Günter scrambled to his feet, drawing his own silver weapon from his belt. He charged to save the fool, who didn't even realize he was in mortal danger.
Jacob turned to him with a bemused expression. “Sergeant? I have it—” Jacob's gloating was cut short. His blow should have driven any creature into shock, but not this one. This beast was only given a moment's pause by the sword piercing its side, and when it moved, it showed no sign of pain.
It tore the sword from Jacob's grip, pulling it out of its side, and rammed it, hilt-first, into Jacob's face.
The blow was strong enough to be instantly mortal, and the force of it sent Jacob's lifeless body through the line of advancing men, onto Günter.
Günter fell to the ground, his helmet bouncing off the stone floor hard enough to stun him.
Around him he heard the sounds of screams, and pray
ers, and tearing flesh. His stomach tightened at the smell of blood as he spent a short eternity pushing Jacob's corpse off of him.
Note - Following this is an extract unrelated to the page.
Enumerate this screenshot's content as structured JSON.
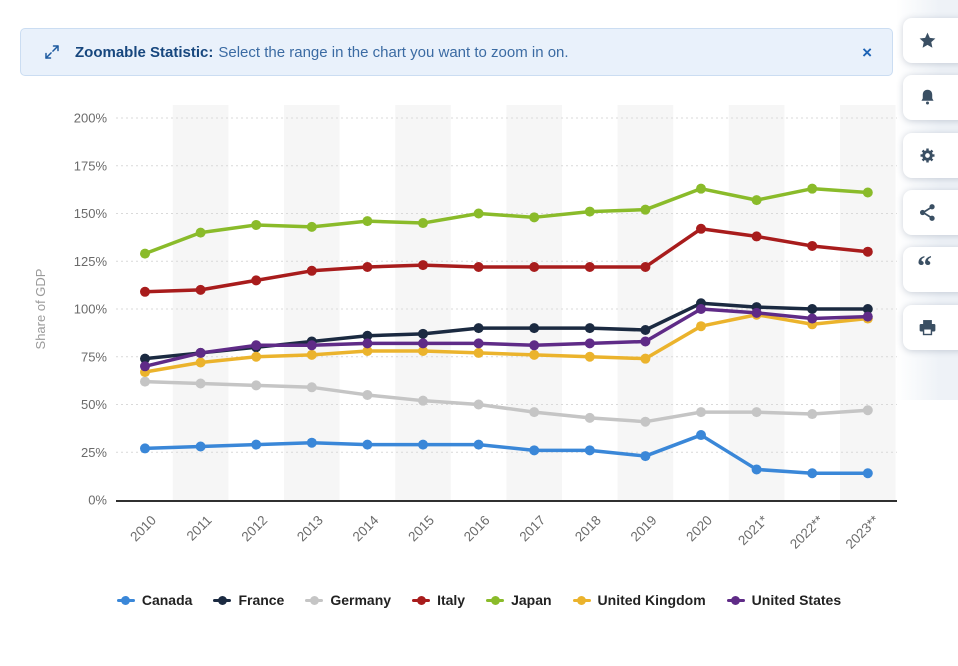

His hands slid in blood as he tried to regain his feet.
Günter shuddered and took a step back, raising his dagger.
The only other man left alive down here was a softly weeping soldier, one of Günter's fellow Prûsans, who still had his broken arm trapped between the heavy door and the wall. The corpses of five other men sprawled on the floor between Günter and the creature, some in several pieces.
The creature panted, limping down the center of the hallway toward Günter, its forearms and muzzle smeared with blood that glistened black in the lamplight. Günter thought he could see remnants of human flesh caught in its claws.
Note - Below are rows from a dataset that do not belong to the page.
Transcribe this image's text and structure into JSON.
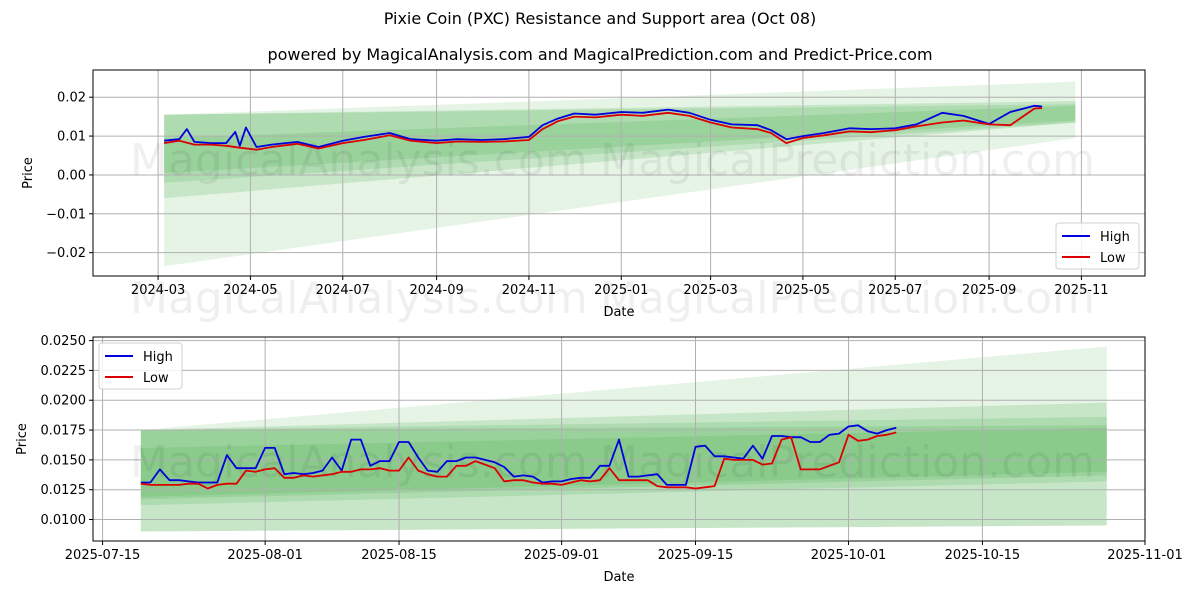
{
  "title": "Pixie Coin (PXC) Resistance and Support area (Oct 08)",
  "subtitle": "powered by MagicalAnalysis.com and MagicalPrediction.com and Predict-Price.com",
  "watermarks": [
    "MagicalAnalysis.com",
    "MagicalPrediction.com"
  ],
  "colors": {
    "high": "#0000dd",
    "low": "#dd0000",
    "band": "#4caf50",
    "grid": "#b0b0b0"
  },
  "chart_data": [
    {
      "type": "line",
      "name": "overview",
      "xlabel": "Date",
      "ylabel": "Price",
      "x_tick_labels": [
        "2024-03",
        "2024-05",
        "2024-07",
        "2024-09",
        "2024-11",
        "2025-01",
        "2025-03",
        "2025-05",
        "2025-07",
        "2025-09",
        "2025-11"
      ],
      "x_ticks": [
        "2024-03-01",
        "2024-05-01",
        "2024-07-01",
        "2024-09-01",
        "2024-11-01",
        "2025-01-01",
        "2025-03-01",
        "2025-05-01",
        "2025-07-01",
        "2025-09-01",
        "2025-11-01"
      ],
      "xlim": [
        "2024-01-18",
        "2025-12-13"
      ],
      "y_tick_labels": [
        "−0.02",
        "−0.01",
        "0.00",
        "0.01",
        "0.02"
      ],
      "y_ticks": [
        -0.02,
        -0.01,
        0.0,
        0.01,
        0.02
      ],
      "ylim": [
        -0.026,
        0.027
      ],
      "grid": true,
      "legend": {
        "position": "bottom-right",
        "entries": [
          "High",
          "Low"
        ]
      },
      "bands": [
        {
          "start": "2024-03-05",
          "end": "2025-10-28",
          "lower": [
            -0.0235,
            0.0095
          ],
          "upper": [
            0.0155,
            0.024
          ],
          "opacity": 0.14
        },
        {
          "start": "2024-03-05",
          "end": "2025-10-28",
          "lower": [
            -0.006,
            0.0135
          ],
          "upper": [
            0.0155,
            0.019
          ],
          "opacity": 0.2
        },
        {
          "start": "2024-03-05",
          "end": "2025-10-28",
          "lower": [
            -0.002,
            0.0135
          ],
          "upper": [
            0.0155,
            0.0182
          ],
          "opacity": 0.2
        },
        {
          "start": "2024-03-05",
          "end": "2025-10-28",
          "lower": [
            0.0005,
            0.014
          ],
          "upper": [
            0.0095,
            0.0178
          ],
          "opacity": 0.2
        }
      ],
      "series": [
        {
          "name": "High",
          "x": [
            "2024-03-05",
            "2024-03-15",
            "2024-03-20",
            "2024-03-25",
            "2024-04-05",
            "2024-04-15",
            "2024-04-21",
            "2024-04-24",
            "2024-04-28",
            "2024-05-05",
            "2024-05-15",
            "2024-06-01",
            "2024-06-15",
            "2024-07-01",
            "2024-07-15",
            "2024-08-01",
            "2024-08-15",
            "2024-09-01",
            "2024-09-15",
            "2024-10-01",
            "2024-10-15",
            "2024-11-01",
            "2024-11-10",
            "2024-11-20",
            "2024-12-01",
            "2024-12-15",
            "2025-01-01",
            "2025-01-15",
            "2025-02-01",
            "2025-02-15",
            "2025-03-01",
            "2025-03-15",
            "2025-04-01",
            "2025-04-10",
            "2025-04-20",
            "2025-05-01",
            "2025-05-15",
            "2025-06-01",
            "2025-06-15",
            "2025-07-01",
            "2025-07-15",
            "2025-08-01",
            "2025-08-15",
            "2025-09-01",
            "2025-09-15",
            "2025-10-01",
            "2025-10-06"
          ],
          "values": [
            0.0088,
            0.0092,
            0.0118,
            0.0085,
            0.0082,
            0.0082,
            0.0111,
            0.0075,
            0.0122,
            0.0072,
            0.0078,
            0.0085,
            0.0072,
            0.0088,
            0.0098,
            0.0108,
            0.0092,
            0.0088,
            0.0092,
            0.009,
            0.0092,
            0.0098,
            0.0128,
            0.0145,
            0.0158,
            0.0155,
            0.0162,
            0.016,
            0.0168,
            0.016,
            0.0142,
            0.013,
            0.0128,
            0.0115,
            0.0092,
            0.01,
            0.0108,
            0.012,
            0.0118,
            0.012,
            0.013,
            0.016,
            0.0152,
            0.0131,
            0.0162,
            0.0178,
            0.0176
          ]
        },
        {
          "name": "Low",
          "x": [
            "2024-03-05",
            "2024-03-15",
            "2024-03-25",
            "2024-04-05",
            "2024-04-15",
            "2024-04-24",
            "2024-05-05",
            "2024-05-15",
            "2024-06-01",
            "2024-06-15",
            "2024-07-01",
            "2024-07-15",
            "2024-08-01",
            "2024-08-15",
            "2024-09-01",
            "2024-09-15",
            "2024-10-01",
            "2024-10-15",
            "2024-11-01",
            "2024-11-10",
            "2024-11-20",
            "2024-12-01",
            "2024-12-15",
            "2025-01-01",
            "2025-01-15",
            "2025-02-01",
            "2025-02-15",
            "2025-03-01",
            "2025-03-15",
            "2025-04-01",
            "2025-04-10",
            "2025-04-20",
            "2025-05-01",
            "2025-05-15",
            "2025-06-01",
            "2025-06-15",
            "2025-07-01",
            "2025-07-15",
            "2025-08-01",
            "2025-08-15",
            "2025-09-01",
            "2025-09-15",
            "2025-10-01",
            "2025-10-06"
          ],
          "values": [
            0.0082,
            0.0088,
            0.0078,
            0.0078,
            0.0075,
            0.007,
            0.0065,
            0.0072,
            0.008,
            0.0068,
            0.0082,
            0.009,
            0.0102,
            0.0088,
            0.0082,
            0.0086,
            0.0085,
            0.0086,
            0.009,
            0.0118,
            0.0138,
            0.015,
            0.0148,
            0.0155,
            0.0152,
            0.016,
            0.0152,
            0.0135,
            0.0122,
            0.0118,
            0.0108,
            0.0082,
            0.0095,
            0.0102,
            0.0112,
            0.011,
            0.0115,
            0.0125,
            0.0135,
            0.014,
            0.013,
            0.0128,
            0.0171,
            0.0172
          ]
        }
      ]
    },
    {
      "type": "line",
      "name": "detail",
      "xlabel": "Date",
      "ylabel": "Price",
      "x_tick_labels": [
        "2025-07-15",
        "2025-08-01",
        "2025-08-15",
        "2025-09-01",
        "2025-09-15",
        "2025-10-01",
        "2025-10-15",
        "2025-11-01"
      ],
      "x_ticks": [
        "2025-07-15",
        "2025-08-01",
        "2025-08-15",
        "2025-09-01",
        "2025-09-15",
        "2025-10-01",
        "2025-10-15",
        "2025-11-01"
      ],
      "xlim": [
        "2025-07-14",
        "2025-11-01"
      ],
      "y_tick_labels": [
        "0.0100",
        "0.0125",
        "0.0150",
        "0.0175",
        "0.0200",
        "0.0225",
        "0.0250"
      ],
      "y_ticks": [
        0.01,
        0.0125,
        0.015,
        0.0175,
        0.02,
        0.0225,
        0.025
      ],
      "ylim": [
        0.0082,
        0.0253
      ],
      "grid": true,
      "legend": {
        "position": "top-left",
        "entries": [
          "High",
          "Low"
        ]
      },
      "bands": [
        {
          "start": "2025-07-19",
          "end": "2025-10-28",
          "lower": [
            0.009,
            0.0095
          ],
          "upper": [
            0.0175,
            0.0245
          ],
          "opacity": 0.14
        },
        {
          "start": "2025-07-19",
          "end": "2025-10-28",
          "lower": [
            0.009,
            0.0095
          ],
          "upper": [
            0.0175,
            0.0198
          ],
          "opacity": 0.2
        },
        {
          "start": "2025-07-19",
          "end": "2025-10-28",
          "lower": [
            0.0112,
            0.0132
          ],
          "upper": [
            0.0175,
            0.0186
          ],
          "opacity": 0.2
        },
        {
          "start": "2025-07-19",
          "end": "2025-10-28",
          "lower": [
            0.0117,
            0.0137
          ],
          "upper": [
            0.0175,
            0.0179
          ],
          "opacity": 0.2
        },
        {
          "start": "2025-07-19",
          "end": "2025-10-28",
          "lower": [
            0.0119,
            0.014
          ],
          "upper": [
            0.016,
            0.0177
          ],
          "opacity": 0.2
        }
      ],
      "series": [
        {
          "name": "High",
          "start": "2025-07-19",
          "values": [
            0.0131,
            0.0131,
            0.0142,
            0.0133,
            0.0133,
            0.0132,
            0.0131,
            0.0131,
            0.0131,
            0.0154,
            0.0143,
            0.0143,
            0.0143,
            0.016,
            0.016,
            0.0138,
            0.0139,
            0.0138,
            0.0139,
            0.0141,
            0.0152,
            0.0141,
            0.0167,
            0.0167,
            0.0145,
            0.0149,
            0.0149,
            0.0165,
            0.0165,
            0.0152,
            0.0141,
            0.014,
            0.0149,
            0.0149,
            0.0152,
            0.0152,
            0.015,
            0.0148,
            0.0144,
            0.0136,
            0.0137,
            0.0136,
            0.0131,
            0.0132,
            0.0132,
            0.0134,
            0.0135,
            0.0135,
            0.0145,
            0.0145,
            0.0167,
            0.0136,
            0.0136,
            0.0137,
            0.0138,
            0.0129,
            0.0129,
            0.0129,
            0.0161,
            0.0162,
            0.0153,
            0.0153,
            0.0152,
            0.0151,
            0.0162,
            0.0151,
            0.017,
            0.017,
            0.0169,
            0.0169,
            0.0165,
            0.0165,
            0.0171,
            0.0172,
            0.0178,
            0.0179,
            0.0174,
            0.0172,
            0.0175,
            0.0177
          ]
        },
        {
          "name": "Low",
          "start": "2025-07-19",
          "values": [
            0.013,
            0.0129,
            0.0129,
            0.0129,
            0.0129,
            0.013,
            0.013,
            0.0126,
            0.0129,
            0.013,
            0.013,
            0.0141,
            0.014,
            0.0142,
            0.0143,
            0.0135,
            0.0135,
            0.0137,
            0.0136,
            0.0137,
            0.0138,
            0.014,
            0.014,
            0.0142,
            0.0142,
            0.0143,
            0.0141,
            0.0141,
            0.0152,
            0.0141,
            0.0138,
            0.0136,
            0.0136,
            0.0145,
            0.0145,
            0.0149,
            0.0146,
            0.0143,
            0.0132,
            0.0133,
            0.0133,
            0.0131,
            0.013,
            0.013,
            0.0129,
            0.0131,
            0.0133,
            0.0132,
            0.0133,
            0.0143,
            0.0133,
            0.0133,
            0.0133,
            0.0133,
            0.0128,
            0.0127,
            0.0127,
            0.0127,
            0.0126,
            0.0127,
            0.0128,
            0.0151,
            0.015,
            0.015,
            0.015,
            0.0146,
            0.0147,
            0.0167,
            0.0169,
            0.0142,
            0.0142,
            0.0142,
            0.0145,
            0.0148,
            0.0171,
            0.0166,
            0.0167,
            0.017,
            0.0171,
            0.0173
          ]
        }
      ]
    }
  ]
}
The beast regarded Günter with pitiless green eyes.
Günter backed up to the wall, holding the tiny silver blade between himself and the creature, praying to Christ, and Perkunas, that he would at least die well.
Again, the gods refused to pay any attention to Günter Sejod. The beast snarled at him and bared its teeth—or maybe it smiled at the impotent blade shaking between them. Then it hunched over and loped past him on three legs, faster than Günter would expect a man to run.
It ran toward the stairs.
Chapter 3
Oytim scrambled down the narrow spiral staircase toward the keep's granary. He carried three crossbows and a canvas bag of, of all things, silver-tipped bolts. The weapons had been in a special locked case in the armory. No one had ever mentioned the case or its contents to him—not until the alarm bells woke him from sleep and Sergeant Günter had grabbed him, handed him the key, and ordered him to retrieve the contents.
As Oytim had rushed toward the armory, Sergeant Günter had led every other soldier barracked in the keep down toward the lower storerooms where the prisoner was kept.